Mais il était revenu : caprice de la nature ou volonté divine ? Jack ne le savait pas et ne le saurait jamais. Mais il savait qu’à l’instant où Ianto avait ouvert les yeux, il s’était senti revivre aussi, pas dans la douleur mais dans la plénitude et le bonheur. Il ne chercherait pas à connaître la cause du miracle, il se contenterait d’en profiter et de veiller sur celui qu’on lui avait rendu.
Ils vivraient ensemble toute la vie terrestre de son compagnon, cette vie durant laquelle il chercherait comment l’accompagner lorsque le moment serait venu. Ils vivraient ensemble les bonheurs simples et purs et s’enivreraient de cet amour désormais révélé, cet amour qui, peut-être les avait sauvés.
L’amour ne meurt jamais…
Et quand tirés tous les traits
Sur tous ceux qui pleurent
Sur ceux qui se tuent
Et quand revenue la paix
Parce que plus nos peurs
Devant l'inconnu
Parce que ce jour là presque frères
De même espoir de même joie
Pour vivre encore
On s'aimera
Soudain les paupières frémirent et le regard océan se riva au sien :
- Jack… Tu ne dors pas ? Quelque chose ne va pas ?
Il fit taire l’alarme qui transparaissait dans le ton de son amant d’un de ces sourires qui détournaient automatiquement les pensées de celui-ci vers quelque chose d’à la fois plus terre à terre mais qui, paradoxalement, les conduisait toujours au septième ciel, tout en disant :
- Non. Tout va très bien au contraire. Je te regardais juste dormir. Tu es si beau !
Ianto rougit :
- Arrête de dire des bêtises !
- Ce ne sont pas des bêtises ! Tu es beau et tu es vivant ! Je crois que je pourrai passer ma vie à te regarder dormir, à m’assurer que tu es toujours avec moi.
- Je ne te quitterai jamais Jack, tu le sais ! Je serai toujours à tes côtés.
- Pourtant…
Ianto posa ses doigts sur les lèvres de son compagnon, l’empêchant de continuer :
- Non… Je suis là dans ton lit.

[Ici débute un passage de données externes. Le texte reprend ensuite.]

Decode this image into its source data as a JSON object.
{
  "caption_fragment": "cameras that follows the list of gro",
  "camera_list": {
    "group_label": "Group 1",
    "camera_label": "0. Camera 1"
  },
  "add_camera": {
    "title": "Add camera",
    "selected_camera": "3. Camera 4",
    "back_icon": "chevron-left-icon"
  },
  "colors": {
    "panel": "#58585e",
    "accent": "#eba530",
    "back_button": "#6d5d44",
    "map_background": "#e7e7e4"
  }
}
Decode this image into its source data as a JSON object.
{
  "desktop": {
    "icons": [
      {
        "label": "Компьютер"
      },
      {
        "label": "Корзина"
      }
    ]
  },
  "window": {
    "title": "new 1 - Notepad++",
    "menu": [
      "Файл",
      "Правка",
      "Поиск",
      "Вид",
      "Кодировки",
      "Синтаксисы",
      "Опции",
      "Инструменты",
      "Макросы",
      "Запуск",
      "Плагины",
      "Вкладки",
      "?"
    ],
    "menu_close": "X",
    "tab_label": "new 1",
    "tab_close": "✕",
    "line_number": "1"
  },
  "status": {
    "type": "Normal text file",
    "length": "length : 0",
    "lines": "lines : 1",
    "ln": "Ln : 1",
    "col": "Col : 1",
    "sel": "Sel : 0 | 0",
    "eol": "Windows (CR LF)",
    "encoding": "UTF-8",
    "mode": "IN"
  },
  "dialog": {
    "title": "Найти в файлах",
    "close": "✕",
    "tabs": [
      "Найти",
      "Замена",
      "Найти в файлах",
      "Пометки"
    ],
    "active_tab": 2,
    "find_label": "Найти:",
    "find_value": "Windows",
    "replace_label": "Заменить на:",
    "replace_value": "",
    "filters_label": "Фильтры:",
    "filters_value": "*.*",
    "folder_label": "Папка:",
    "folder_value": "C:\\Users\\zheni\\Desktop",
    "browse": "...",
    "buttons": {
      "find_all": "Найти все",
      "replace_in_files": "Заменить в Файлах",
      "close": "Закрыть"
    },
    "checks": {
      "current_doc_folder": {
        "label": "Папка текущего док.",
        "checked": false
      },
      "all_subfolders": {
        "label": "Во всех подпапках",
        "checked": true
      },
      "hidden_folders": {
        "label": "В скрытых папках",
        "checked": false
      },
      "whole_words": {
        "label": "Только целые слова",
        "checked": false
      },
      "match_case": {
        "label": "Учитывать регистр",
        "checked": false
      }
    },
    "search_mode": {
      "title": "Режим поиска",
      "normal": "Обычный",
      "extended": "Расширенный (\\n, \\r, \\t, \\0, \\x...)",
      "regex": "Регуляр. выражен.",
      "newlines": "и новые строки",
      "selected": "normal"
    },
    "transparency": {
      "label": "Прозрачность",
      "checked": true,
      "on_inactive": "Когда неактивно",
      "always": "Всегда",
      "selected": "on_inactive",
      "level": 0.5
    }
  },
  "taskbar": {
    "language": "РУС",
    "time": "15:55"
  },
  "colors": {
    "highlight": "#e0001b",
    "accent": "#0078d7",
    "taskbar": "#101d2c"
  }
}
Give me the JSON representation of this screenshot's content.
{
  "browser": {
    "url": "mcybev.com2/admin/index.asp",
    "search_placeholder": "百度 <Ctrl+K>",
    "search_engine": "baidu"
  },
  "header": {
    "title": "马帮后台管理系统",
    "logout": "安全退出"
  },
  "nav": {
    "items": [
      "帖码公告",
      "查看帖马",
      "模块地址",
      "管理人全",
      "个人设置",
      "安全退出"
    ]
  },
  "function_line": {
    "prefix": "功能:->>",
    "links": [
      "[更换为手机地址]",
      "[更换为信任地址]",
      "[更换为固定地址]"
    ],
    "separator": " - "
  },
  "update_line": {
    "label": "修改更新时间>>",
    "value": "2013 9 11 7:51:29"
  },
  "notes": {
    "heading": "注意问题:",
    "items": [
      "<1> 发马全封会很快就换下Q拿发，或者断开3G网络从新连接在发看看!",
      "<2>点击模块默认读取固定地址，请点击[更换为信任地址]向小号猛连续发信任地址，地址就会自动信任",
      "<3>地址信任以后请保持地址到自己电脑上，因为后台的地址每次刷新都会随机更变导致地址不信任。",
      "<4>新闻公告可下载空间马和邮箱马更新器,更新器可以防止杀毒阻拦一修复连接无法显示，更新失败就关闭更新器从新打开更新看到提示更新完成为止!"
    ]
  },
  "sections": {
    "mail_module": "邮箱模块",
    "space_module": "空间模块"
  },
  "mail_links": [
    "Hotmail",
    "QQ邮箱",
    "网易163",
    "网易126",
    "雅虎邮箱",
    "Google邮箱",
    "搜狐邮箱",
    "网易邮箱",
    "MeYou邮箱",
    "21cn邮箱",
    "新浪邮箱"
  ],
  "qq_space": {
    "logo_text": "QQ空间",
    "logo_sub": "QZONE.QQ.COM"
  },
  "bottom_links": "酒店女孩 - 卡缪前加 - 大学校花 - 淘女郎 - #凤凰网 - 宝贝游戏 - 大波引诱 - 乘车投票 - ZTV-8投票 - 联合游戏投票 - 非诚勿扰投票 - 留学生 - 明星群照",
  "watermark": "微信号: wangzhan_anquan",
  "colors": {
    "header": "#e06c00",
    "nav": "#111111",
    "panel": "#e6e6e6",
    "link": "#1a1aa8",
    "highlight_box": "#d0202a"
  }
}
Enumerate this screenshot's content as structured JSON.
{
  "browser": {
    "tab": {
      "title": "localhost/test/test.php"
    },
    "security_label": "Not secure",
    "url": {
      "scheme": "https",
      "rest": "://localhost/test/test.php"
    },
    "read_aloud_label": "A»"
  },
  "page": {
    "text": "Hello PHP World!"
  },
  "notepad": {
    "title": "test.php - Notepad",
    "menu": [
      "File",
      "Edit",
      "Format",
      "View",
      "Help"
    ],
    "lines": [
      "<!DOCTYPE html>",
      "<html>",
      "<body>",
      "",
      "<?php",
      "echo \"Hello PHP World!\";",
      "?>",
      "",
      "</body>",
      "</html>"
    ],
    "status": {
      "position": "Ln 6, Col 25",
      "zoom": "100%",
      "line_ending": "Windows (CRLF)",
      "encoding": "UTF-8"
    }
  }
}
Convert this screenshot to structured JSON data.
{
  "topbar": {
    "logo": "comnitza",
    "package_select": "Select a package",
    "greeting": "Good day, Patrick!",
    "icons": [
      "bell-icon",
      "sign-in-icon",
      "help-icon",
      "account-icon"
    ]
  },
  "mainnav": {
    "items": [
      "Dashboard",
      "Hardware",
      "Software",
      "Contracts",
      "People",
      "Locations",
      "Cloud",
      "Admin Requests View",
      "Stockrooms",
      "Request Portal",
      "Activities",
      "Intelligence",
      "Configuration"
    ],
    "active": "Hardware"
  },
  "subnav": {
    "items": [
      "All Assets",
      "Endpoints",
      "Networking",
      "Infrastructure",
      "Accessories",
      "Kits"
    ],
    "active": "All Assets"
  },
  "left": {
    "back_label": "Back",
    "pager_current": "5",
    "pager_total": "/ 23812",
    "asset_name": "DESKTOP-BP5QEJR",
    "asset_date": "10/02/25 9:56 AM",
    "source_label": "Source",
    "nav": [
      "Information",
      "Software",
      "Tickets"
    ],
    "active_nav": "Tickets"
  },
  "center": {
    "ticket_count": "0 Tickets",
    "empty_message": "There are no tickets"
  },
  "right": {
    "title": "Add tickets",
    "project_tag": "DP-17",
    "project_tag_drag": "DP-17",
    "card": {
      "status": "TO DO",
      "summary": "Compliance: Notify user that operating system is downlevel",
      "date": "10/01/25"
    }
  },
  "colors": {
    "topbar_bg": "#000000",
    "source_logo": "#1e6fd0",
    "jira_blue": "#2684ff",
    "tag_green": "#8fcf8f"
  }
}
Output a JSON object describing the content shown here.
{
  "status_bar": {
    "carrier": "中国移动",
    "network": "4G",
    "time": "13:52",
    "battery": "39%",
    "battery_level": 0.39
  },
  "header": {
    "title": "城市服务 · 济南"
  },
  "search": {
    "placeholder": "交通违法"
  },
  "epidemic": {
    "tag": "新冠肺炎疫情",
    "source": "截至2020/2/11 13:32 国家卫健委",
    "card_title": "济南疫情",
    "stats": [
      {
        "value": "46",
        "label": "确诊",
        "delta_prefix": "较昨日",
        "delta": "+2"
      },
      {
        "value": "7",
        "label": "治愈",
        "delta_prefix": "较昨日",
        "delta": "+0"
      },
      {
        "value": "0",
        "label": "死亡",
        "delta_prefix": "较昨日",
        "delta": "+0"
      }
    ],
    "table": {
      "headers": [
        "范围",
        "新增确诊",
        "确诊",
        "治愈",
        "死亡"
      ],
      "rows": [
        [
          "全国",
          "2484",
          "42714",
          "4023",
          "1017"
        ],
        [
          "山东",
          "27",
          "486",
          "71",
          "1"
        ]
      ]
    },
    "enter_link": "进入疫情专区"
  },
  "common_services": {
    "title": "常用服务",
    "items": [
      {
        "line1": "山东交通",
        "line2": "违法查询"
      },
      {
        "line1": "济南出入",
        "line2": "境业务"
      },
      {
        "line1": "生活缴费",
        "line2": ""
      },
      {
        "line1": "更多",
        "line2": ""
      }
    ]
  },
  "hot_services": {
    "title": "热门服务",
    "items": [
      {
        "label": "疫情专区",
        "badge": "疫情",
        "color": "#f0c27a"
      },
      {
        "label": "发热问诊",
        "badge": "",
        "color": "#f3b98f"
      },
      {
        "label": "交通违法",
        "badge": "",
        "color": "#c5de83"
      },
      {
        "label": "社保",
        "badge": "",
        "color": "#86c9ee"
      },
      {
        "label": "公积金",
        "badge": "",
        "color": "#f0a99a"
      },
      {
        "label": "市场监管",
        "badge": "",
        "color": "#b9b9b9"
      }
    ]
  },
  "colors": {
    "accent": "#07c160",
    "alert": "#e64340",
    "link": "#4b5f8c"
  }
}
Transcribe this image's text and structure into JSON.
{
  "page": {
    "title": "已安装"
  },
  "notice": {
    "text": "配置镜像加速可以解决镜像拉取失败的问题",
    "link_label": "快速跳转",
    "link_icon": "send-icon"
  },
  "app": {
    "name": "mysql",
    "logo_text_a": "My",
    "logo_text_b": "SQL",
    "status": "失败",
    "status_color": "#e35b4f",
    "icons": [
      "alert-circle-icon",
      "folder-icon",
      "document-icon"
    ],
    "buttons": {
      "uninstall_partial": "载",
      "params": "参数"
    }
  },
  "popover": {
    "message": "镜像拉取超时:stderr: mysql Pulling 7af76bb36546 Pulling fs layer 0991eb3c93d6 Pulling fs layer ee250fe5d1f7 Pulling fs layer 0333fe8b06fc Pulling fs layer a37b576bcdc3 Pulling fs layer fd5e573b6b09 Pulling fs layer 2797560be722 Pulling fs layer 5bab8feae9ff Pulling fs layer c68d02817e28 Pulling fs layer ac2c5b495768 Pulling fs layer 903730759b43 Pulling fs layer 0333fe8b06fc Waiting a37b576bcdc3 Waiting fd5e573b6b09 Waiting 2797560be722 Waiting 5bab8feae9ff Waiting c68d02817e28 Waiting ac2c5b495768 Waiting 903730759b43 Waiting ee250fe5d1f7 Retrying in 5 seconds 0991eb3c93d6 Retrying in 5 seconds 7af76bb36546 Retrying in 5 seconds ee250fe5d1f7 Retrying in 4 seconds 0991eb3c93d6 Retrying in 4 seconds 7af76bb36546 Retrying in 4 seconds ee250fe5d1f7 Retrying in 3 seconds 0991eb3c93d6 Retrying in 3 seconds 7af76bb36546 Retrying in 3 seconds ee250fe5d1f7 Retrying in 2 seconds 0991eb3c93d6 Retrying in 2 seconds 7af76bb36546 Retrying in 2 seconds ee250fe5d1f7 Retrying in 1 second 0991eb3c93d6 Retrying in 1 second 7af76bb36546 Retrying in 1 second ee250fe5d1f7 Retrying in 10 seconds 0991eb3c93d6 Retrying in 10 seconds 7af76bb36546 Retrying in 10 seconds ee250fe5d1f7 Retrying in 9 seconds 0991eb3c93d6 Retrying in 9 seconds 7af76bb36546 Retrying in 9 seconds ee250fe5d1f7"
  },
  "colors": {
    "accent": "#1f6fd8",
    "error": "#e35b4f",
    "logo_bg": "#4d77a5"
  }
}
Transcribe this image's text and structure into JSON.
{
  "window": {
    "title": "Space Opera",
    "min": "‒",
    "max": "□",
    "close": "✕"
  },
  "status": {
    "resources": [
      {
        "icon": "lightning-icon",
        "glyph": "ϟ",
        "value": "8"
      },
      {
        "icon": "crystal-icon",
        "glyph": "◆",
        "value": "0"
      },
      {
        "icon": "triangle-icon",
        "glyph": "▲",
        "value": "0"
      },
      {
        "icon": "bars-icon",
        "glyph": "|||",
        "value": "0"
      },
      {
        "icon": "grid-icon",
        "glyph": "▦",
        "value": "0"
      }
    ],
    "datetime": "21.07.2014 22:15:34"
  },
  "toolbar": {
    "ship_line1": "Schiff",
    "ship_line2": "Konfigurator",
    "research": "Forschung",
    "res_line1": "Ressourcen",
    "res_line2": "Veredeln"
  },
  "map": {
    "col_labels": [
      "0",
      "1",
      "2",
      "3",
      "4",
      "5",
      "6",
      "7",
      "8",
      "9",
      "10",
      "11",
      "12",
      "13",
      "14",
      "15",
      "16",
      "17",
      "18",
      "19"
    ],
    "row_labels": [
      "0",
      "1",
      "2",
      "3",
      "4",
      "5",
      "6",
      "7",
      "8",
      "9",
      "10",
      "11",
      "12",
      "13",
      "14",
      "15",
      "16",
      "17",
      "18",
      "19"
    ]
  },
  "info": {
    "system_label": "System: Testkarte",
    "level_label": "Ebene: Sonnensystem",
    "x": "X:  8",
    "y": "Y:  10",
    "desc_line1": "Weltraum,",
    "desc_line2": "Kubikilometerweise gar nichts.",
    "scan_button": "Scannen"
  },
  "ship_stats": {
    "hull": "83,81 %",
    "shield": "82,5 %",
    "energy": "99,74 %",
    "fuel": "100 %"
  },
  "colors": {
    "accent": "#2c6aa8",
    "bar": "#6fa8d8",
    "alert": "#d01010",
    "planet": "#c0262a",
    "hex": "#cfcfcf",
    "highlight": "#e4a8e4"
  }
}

Et je resterai toujours là, murmura-t-il en déplaçant sa main pour la poser sur la poitrine de l’Immortel, là où il sentait son cœur battre la chamade, là, dans ton cœur… Je vivrai toujours à travers toi… Je ne te quitterai pas… Tu le sais…
- Oui, je le sais ! Je t’aime mon amour ! Si tu savais comme je t’aime !
- Je t’aime aussi ! Plus que je ne pourrai jamais le dire.
Leurs lèvres s’unirent, ouvrant la voie pour leurs corps qui se redécouvrirent avec toujours la même ivresse.
Seul dans le grand lit, Jack sourit dans son sommeil : son ange était là, à ses côtés et jamais plus il ne serait seul.